Он помолчал, потом посмотрел на Джамбулатова и сообщил с детской непосредственностью:

— Ты — тоже враг. Ты не чтишь Аллаха.

— А ты чтишь?

— Я чту. И я все знаю.

— Уникальный случай. Тогда ты мудрее самого пророка. Тот знал далеко не все.

— Вы все плохо верите.

— И Синякин?

— И Абу тоже.

— Почему?

— Аллах запретил пить. А он пьет. Пьет американскую водку. И музыку неверных слушает. И плохо молится. Он не прав.

— А он не подвесит тебя за ребро, если услышит? — спросил Джамбулатов, с усмешкой думая, какого птенчика пригрел под своим крылышком Синякин.
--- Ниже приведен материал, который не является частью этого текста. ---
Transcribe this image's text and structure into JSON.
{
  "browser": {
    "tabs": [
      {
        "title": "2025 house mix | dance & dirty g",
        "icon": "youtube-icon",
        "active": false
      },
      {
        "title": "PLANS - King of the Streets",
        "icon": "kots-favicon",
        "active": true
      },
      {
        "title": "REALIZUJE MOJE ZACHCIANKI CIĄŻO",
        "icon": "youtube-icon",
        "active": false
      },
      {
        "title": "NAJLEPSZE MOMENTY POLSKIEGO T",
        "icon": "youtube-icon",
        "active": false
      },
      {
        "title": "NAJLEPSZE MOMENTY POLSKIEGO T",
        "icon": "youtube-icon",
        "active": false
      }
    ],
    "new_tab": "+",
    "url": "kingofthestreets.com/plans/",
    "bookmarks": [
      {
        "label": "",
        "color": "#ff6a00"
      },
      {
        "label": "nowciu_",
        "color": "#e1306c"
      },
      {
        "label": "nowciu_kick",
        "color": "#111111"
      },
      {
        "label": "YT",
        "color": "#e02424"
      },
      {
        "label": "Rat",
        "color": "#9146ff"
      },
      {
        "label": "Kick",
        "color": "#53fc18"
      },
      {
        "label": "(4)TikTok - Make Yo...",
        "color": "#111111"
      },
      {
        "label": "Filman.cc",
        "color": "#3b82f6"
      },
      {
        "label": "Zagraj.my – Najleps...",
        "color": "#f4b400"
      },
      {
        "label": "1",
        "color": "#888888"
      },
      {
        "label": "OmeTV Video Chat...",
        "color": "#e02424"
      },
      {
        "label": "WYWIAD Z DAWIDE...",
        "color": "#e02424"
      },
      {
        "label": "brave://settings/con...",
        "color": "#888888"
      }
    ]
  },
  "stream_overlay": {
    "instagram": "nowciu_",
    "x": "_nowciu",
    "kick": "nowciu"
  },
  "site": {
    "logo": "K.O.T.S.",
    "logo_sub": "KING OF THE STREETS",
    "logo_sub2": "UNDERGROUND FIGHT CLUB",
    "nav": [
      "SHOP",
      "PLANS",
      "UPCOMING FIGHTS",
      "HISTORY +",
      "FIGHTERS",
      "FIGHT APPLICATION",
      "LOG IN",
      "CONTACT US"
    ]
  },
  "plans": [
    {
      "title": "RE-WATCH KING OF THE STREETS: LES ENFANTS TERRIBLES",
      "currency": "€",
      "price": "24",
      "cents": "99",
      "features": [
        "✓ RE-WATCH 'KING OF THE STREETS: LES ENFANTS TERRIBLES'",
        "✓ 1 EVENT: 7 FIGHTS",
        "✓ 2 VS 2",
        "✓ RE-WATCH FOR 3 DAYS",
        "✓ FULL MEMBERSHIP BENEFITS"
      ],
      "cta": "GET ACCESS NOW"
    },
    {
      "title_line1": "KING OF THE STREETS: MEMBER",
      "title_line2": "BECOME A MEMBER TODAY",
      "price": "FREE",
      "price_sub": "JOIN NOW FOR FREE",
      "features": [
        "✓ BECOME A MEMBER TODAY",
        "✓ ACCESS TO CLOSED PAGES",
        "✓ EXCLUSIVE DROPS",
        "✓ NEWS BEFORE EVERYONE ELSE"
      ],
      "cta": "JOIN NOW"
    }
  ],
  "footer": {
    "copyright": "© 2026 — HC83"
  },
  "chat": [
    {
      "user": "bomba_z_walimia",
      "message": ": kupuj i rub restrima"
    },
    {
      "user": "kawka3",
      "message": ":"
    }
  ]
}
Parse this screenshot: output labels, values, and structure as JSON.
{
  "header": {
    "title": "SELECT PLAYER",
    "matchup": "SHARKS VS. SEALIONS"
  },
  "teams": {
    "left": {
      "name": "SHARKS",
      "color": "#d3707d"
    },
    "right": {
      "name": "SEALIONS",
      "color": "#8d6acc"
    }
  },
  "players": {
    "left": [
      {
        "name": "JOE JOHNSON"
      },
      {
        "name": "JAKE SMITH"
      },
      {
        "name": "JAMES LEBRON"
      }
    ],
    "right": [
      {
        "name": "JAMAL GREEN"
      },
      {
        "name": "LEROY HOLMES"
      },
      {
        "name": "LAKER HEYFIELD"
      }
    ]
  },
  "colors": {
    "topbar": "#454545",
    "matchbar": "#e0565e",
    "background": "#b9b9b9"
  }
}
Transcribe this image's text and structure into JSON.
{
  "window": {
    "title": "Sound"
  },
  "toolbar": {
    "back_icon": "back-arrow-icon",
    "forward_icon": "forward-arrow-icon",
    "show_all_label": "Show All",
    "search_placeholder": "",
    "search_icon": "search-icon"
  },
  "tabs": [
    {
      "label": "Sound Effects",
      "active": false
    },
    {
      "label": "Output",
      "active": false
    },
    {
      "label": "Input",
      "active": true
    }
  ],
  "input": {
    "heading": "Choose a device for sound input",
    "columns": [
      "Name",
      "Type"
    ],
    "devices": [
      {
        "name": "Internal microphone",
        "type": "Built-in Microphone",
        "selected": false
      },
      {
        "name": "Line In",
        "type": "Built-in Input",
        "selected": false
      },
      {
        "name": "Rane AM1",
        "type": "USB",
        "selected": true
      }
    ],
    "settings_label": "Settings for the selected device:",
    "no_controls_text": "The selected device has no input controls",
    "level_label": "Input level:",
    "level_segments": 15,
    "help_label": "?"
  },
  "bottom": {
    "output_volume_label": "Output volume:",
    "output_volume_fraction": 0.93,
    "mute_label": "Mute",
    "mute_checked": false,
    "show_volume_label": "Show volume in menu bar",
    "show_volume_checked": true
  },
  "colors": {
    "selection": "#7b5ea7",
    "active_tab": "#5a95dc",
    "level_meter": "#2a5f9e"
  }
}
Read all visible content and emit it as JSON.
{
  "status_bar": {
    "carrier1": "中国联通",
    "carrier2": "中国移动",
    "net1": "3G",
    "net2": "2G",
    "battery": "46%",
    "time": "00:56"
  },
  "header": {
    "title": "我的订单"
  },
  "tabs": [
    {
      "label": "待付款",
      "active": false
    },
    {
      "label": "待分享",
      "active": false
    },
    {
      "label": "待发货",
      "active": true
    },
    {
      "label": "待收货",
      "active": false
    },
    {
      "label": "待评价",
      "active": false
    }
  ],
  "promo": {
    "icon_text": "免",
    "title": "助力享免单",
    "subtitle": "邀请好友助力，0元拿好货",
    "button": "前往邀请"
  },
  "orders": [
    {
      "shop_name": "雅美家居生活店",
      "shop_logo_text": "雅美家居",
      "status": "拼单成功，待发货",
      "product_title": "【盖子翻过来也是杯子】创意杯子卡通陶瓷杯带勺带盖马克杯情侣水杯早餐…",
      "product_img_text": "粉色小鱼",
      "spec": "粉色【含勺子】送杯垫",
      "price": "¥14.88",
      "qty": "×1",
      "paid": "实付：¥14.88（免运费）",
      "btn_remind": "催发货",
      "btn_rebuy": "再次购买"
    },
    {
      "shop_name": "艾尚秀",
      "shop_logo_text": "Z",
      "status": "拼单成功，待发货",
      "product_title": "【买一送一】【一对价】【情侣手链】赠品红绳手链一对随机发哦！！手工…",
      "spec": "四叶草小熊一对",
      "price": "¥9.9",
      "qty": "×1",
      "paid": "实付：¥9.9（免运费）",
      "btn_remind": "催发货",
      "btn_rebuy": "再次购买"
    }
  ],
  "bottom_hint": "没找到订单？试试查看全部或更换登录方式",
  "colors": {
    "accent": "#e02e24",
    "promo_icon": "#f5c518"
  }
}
— Не подвесит, — замотал головой Ибрагимка. — Тебе не поверит.

— Ясно…

— Я бы тебя убил, — приблизившись к Джамбулатову и оскалившись, произнес негромко Ибрагимка. — Только Абу не дает…

— Спасибо.

— За что?

— Что предупредил.

— Ха-ха, — захохотал придурковато Ибрагимка и, вынув из необъятных шаровар «лимонку», подергал ее за чеку. — Я не боюсь смерти.

— Ну и дурак.

Ибрагимка больше ничего не сказал. Обернулся и отправился к камере, где сидел американец.

— Э, американ, — крикнул он. — «Лимонка» хочешь? «Ох, надо с ним держать ухо востро», — подумал Джамбулатов.